Research Group for e-medication, Bern University Hospital, Inselspital, CH-3010 Berne, Switzerland.
BMC Health Serv Res. 2011 Aug 18;11:199. doi: 10.1186/1472-6963-11-199.
Medication errors have been reported to be a leading cause of death in hospitalized patients. In this study we focused on identifying and quantifying errors in the handwritten drug ordering and dispensing documentation processes which could possibly lead to adverse drug events.

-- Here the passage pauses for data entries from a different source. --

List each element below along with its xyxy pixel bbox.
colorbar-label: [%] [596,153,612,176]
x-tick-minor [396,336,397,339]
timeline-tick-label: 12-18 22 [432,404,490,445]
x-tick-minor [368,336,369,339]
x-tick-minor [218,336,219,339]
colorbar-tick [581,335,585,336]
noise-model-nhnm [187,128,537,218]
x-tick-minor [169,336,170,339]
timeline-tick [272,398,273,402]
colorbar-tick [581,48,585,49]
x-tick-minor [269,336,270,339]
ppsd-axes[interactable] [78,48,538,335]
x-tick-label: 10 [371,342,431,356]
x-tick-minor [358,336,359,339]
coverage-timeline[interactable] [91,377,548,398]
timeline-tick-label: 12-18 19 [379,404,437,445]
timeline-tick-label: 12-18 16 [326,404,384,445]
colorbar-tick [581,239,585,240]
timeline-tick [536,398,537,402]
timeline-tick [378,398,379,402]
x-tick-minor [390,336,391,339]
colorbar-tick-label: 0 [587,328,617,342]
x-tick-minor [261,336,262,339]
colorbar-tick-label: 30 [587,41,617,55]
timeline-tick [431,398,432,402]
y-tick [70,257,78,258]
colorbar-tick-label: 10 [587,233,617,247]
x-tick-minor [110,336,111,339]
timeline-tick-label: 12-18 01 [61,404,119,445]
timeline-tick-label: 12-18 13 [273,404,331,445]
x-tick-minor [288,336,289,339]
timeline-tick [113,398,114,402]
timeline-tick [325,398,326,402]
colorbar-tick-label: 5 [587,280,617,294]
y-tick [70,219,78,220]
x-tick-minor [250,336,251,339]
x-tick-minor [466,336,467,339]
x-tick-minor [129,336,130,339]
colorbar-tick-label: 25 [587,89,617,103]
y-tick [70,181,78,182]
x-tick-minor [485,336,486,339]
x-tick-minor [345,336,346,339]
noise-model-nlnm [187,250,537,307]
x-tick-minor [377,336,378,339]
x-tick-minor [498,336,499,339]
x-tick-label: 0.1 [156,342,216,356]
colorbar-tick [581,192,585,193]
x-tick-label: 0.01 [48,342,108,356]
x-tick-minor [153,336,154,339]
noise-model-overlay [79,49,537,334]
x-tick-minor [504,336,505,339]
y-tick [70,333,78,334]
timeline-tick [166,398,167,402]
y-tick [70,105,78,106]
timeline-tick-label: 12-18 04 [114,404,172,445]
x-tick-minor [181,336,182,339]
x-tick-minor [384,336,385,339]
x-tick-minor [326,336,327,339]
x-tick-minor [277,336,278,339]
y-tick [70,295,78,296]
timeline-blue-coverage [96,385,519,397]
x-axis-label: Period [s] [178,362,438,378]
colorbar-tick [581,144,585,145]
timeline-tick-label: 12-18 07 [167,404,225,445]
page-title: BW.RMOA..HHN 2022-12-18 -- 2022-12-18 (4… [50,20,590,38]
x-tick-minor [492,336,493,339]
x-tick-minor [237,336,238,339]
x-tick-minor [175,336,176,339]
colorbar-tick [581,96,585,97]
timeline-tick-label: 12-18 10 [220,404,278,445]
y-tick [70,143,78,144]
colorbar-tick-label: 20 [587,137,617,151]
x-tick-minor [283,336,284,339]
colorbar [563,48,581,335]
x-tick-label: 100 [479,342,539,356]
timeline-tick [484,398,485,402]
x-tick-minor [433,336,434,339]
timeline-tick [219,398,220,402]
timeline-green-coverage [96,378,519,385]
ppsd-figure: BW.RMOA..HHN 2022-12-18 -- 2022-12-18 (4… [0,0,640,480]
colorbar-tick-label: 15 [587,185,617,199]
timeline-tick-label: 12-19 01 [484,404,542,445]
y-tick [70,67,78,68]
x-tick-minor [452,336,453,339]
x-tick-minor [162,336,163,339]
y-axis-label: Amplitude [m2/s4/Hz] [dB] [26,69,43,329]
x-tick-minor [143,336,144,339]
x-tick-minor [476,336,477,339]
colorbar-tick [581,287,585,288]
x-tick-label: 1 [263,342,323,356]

We studied 1,934 ordered agents (165 consecutive patients) retrospectively for medication documentation errors. Errors were categorized into: Prescribing errors, transcription errors and administration documentation errors on the nurses' medication lists. The legibility of prescriptions was analyzed to explore its possible influence on the error rate in the documentation process.
Documentation errors occurred in 65 of 1,934 prescribed agents (3.5%). The incidence of patient charts showing at least one error was 43%. Prescribing errors were found 39 times (37%), transcription errors 56 times (53%), and administration documentation errors 10 times (10%). The handwriting readability was rated as good in 2%, moderate in 42%, bad in 52%, and unreadable in 4%.
This study revealed a high incidence of documentation errors in the traditional handwritten prescription process. Most errors occurred when prescriptions were transcribed into the patients' chart. The readability of the handwritten prescriptions was generally bad. Replacing the traditional handwritten documentation process with information technology could potentially improve the safety in the medication process.
用药错误已被报道为住院患者死亡的主要原因之一。在本研究中,我们专注于识别和量化手写药物医嘱和配药记录过程中可能导致药物不良事件的错误。
我们回顾性地研究了 1934 种已开医嘱药物(165 例连续患者),以确定药物记录错误。错误分为:处方错误、转录错误和护士用药清单上的给药记录错误。分析处方的清晰度,以探讨其对记录过程中错误率的可能影响。
在 1934 种已开医嘱药物中,有 65 种(3.5%)出现记录错误。至少有一份病历显示存在错误的患者比例为 43%。发现处方错误 39 次(37%),转录错误 56 次(53%),给药记录错误 10 次(10%)。手写体的可读性评为好的占 2%,中等的占 42%,差的占 52%,无法辨认的占 4%。
本研究揭示了传统手写处方记录过程中存在较高的记录错误发生率。大多数错误发生在将处方转录到患者病历时。手写处方的可读性通常较差。用信息技术替代传统的手写记录过程可能会提高用药过程的安全性。